Gilvin was detained and imprisoned for a time, and his family wanted nothing to do with him, often making him absent from holiday gatherings. But the most significant blow, the one that caused the kind of pain that opioids can’t, came from his daughter.
“She wants to change her last name,” a family friend told her about her daughter’s decision. “That really stuck with me. That was the biggest thing. I decided then that that was it, I had to make something of myself,” Gilvin recalled.
For that, he needed to get clean. Probation officers are testing him to make sure he hasn’t taken drugs. But he also had to commit to living his life with strong desires but with a promise to himself not to fulfill them.
“After all the effort people have put into me and all the effort I’ve put into myself, it’s a shame to be a 165-pound junkie on a street corner in Mount Sterling again,” he said. Told.

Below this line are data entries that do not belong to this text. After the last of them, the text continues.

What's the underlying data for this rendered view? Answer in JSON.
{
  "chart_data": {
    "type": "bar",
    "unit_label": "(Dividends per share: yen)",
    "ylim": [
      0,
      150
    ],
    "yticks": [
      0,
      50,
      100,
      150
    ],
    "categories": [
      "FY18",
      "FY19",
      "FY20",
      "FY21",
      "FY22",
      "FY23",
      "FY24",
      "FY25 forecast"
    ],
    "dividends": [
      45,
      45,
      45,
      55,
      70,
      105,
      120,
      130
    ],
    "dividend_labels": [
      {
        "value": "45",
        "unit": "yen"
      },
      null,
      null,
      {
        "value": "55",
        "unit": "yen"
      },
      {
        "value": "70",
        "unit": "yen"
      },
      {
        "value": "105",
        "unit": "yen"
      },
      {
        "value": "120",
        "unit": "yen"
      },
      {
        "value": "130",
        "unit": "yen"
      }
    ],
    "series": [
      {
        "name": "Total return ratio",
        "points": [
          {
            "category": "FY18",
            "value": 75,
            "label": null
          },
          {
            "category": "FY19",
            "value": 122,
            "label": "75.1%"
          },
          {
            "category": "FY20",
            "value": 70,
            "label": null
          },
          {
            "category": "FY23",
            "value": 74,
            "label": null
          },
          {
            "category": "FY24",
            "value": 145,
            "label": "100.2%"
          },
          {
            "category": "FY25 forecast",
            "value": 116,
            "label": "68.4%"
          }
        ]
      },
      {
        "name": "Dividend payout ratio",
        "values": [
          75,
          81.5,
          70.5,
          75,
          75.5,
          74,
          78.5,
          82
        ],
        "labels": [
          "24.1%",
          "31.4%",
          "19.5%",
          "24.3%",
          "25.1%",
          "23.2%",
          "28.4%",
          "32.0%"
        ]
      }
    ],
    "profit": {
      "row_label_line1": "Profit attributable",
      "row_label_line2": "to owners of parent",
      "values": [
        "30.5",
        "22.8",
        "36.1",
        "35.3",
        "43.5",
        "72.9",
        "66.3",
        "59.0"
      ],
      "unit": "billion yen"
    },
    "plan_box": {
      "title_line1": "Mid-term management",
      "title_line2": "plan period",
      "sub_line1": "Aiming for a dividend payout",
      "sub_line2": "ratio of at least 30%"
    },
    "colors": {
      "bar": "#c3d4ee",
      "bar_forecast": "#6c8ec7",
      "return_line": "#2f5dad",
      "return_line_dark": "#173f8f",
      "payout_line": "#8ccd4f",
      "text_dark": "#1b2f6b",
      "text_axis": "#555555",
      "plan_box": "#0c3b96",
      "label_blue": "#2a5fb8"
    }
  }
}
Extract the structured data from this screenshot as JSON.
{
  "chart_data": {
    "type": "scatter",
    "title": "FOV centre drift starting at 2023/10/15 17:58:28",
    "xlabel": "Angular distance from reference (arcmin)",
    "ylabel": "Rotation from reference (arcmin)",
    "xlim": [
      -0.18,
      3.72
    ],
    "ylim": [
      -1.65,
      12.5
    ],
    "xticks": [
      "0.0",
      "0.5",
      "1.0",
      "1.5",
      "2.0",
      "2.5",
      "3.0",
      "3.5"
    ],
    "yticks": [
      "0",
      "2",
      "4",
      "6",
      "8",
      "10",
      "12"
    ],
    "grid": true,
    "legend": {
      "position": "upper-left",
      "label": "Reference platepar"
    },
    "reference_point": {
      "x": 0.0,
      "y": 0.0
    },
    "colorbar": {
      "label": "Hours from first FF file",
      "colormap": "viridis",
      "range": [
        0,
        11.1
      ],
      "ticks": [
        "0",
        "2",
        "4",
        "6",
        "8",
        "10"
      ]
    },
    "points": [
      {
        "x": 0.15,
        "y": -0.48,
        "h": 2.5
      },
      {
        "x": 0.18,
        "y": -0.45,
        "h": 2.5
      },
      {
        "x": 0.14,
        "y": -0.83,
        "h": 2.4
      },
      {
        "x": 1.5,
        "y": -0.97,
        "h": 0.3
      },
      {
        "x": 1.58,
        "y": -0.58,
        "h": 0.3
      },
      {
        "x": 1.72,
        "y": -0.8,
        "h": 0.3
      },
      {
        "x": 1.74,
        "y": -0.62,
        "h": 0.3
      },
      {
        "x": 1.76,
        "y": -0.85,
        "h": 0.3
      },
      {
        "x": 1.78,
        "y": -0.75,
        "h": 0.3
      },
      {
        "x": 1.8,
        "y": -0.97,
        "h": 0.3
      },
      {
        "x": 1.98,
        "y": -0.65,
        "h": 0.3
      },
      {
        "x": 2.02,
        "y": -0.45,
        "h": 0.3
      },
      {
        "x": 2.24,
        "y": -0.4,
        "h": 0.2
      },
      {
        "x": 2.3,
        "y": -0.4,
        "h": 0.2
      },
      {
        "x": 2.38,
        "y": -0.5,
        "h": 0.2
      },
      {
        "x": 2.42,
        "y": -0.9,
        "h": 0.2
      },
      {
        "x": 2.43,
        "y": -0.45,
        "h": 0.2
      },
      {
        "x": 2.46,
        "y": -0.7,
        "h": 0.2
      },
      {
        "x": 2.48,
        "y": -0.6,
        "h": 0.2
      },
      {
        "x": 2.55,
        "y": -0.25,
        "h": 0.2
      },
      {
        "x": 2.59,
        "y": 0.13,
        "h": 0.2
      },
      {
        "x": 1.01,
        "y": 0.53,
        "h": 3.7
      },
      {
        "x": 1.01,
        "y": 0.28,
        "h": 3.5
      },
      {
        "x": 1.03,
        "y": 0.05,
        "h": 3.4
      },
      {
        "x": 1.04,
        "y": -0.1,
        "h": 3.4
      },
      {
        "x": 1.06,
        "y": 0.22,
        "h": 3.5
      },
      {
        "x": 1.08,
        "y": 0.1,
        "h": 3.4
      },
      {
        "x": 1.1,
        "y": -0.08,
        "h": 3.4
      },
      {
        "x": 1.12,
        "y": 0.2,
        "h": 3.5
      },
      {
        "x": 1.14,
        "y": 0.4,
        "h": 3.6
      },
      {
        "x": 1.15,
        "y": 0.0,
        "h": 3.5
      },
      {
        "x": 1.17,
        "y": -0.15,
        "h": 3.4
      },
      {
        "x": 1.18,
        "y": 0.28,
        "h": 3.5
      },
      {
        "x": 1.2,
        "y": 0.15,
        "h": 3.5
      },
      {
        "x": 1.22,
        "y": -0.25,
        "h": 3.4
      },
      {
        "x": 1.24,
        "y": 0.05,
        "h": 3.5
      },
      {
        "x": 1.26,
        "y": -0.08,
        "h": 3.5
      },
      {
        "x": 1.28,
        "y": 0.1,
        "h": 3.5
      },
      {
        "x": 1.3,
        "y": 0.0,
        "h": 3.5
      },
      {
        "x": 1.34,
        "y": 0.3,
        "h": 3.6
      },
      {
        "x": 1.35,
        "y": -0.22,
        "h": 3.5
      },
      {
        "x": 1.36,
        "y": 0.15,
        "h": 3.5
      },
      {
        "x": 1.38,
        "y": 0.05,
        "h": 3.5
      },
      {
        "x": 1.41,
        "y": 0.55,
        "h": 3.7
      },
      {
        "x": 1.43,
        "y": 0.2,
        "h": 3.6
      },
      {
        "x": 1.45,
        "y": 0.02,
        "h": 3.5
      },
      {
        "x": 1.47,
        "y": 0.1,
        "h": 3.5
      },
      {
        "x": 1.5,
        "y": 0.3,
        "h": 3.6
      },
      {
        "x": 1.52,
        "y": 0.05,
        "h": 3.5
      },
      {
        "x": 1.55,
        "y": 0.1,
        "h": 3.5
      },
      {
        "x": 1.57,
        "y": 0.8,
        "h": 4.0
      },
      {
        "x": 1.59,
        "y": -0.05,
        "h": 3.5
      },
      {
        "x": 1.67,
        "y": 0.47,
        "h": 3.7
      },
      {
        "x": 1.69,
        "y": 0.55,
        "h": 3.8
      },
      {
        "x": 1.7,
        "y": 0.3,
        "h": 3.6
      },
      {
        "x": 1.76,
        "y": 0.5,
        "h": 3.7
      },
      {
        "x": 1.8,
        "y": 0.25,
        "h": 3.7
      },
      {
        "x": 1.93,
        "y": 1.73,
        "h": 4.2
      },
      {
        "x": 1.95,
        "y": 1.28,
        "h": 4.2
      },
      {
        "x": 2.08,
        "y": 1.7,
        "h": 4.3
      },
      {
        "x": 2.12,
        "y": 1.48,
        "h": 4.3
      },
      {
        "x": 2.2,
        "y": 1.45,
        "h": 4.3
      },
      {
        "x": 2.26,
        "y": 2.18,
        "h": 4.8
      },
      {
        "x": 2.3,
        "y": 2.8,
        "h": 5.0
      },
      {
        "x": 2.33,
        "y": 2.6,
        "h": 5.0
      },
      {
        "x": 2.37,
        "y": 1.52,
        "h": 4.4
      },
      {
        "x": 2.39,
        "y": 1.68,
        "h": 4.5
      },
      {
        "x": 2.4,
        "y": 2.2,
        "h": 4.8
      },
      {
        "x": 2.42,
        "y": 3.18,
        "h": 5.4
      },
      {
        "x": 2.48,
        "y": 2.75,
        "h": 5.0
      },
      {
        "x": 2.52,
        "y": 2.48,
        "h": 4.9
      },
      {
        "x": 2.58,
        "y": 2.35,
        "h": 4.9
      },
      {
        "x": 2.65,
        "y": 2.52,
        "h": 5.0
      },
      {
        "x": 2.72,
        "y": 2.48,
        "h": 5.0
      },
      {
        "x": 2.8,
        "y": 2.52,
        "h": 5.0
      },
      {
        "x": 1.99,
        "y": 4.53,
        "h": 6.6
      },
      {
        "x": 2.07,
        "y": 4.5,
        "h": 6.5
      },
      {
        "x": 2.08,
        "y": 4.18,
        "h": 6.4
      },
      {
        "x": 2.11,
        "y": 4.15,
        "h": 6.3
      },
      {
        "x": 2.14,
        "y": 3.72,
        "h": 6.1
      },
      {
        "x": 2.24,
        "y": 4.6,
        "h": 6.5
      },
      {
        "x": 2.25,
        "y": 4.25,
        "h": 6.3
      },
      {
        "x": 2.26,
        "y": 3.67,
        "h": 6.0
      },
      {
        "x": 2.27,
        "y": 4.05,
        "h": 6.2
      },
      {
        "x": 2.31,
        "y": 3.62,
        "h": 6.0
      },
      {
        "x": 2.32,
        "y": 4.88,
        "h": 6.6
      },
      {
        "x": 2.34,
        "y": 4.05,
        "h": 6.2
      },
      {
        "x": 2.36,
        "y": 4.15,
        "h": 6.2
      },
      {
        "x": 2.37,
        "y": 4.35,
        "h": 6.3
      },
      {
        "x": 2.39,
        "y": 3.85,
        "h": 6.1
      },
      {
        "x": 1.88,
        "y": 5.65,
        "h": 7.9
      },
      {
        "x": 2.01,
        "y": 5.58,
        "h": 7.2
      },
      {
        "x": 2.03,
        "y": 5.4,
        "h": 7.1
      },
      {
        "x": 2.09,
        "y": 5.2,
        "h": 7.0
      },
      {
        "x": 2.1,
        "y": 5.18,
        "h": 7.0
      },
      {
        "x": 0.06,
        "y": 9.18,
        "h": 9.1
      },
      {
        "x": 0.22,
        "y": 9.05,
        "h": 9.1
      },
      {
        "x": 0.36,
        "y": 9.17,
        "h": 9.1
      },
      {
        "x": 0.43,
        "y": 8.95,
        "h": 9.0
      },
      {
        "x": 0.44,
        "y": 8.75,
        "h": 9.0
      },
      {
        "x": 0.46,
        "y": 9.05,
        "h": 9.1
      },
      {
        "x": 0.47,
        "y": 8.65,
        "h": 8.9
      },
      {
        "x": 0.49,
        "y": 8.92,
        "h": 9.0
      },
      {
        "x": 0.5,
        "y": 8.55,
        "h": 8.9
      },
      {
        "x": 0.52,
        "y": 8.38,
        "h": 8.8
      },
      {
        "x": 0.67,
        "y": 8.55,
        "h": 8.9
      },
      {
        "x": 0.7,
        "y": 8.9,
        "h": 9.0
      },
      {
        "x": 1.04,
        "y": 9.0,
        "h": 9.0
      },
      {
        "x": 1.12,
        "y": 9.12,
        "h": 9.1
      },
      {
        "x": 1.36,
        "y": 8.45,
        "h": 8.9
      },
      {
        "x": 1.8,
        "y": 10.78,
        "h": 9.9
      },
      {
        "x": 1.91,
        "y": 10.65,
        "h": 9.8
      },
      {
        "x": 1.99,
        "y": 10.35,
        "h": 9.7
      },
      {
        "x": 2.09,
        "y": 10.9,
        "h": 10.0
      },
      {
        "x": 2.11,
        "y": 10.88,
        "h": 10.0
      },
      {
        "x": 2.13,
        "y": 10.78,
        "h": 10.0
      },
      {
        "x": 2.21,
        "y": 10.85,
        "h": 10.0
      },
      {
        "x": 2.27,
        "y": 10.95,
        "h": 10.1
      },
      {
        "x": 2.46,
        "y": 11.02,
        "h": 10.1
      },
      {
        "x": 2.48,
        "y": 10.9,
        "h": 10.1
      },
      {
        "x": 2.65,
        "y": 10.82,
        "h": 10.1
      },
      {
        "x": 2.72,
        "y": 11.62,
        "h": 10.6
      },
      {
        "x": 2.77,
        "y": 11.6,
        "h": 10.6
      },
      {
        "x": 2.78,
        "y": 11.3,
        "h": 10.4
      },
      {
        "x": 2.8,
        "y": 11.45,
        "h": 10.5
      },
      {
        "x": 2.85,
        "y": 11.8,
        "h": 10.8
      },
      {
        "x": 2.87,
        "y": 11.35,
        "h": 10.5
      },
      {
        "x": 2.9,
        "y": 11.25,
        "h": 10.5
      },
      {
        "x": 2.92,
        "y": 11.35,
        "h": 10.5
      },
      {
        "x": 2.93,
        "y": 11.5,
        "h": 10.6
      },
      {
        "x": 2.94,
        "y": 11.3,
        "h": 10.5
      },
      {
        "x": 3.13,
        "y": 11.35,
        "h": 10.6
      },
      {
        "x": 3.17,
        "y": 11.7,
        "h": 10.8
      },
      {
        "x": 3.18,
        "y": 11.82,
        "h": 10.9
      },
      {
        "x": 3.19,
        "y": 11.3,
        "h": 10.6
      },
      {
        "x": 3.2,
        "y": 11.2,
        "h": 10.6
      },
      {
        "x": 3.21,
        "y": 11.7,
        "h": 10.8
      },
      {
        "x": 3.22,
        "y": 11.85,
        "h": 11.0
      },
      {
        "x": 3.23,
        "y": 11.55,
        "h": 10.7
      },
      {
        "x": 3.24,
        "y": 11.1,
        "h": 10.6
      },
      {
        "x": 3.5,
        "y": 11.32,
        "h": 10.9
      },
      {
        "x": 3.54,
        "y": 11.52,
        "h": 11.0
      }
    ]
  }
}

Over time, Gilvin’s teeth rotted due to the effects of the medication, and new teeth began to grow. Now he has a new heart too. It was something that could sustain him for quite some time.
“In his case, we put in a mechanical heart valve, which can last 30 to 40 years,” Dr. El Dalati said. “If we keep up with him and keep him on medical care, he should live the lifespan of that valve,” he continued.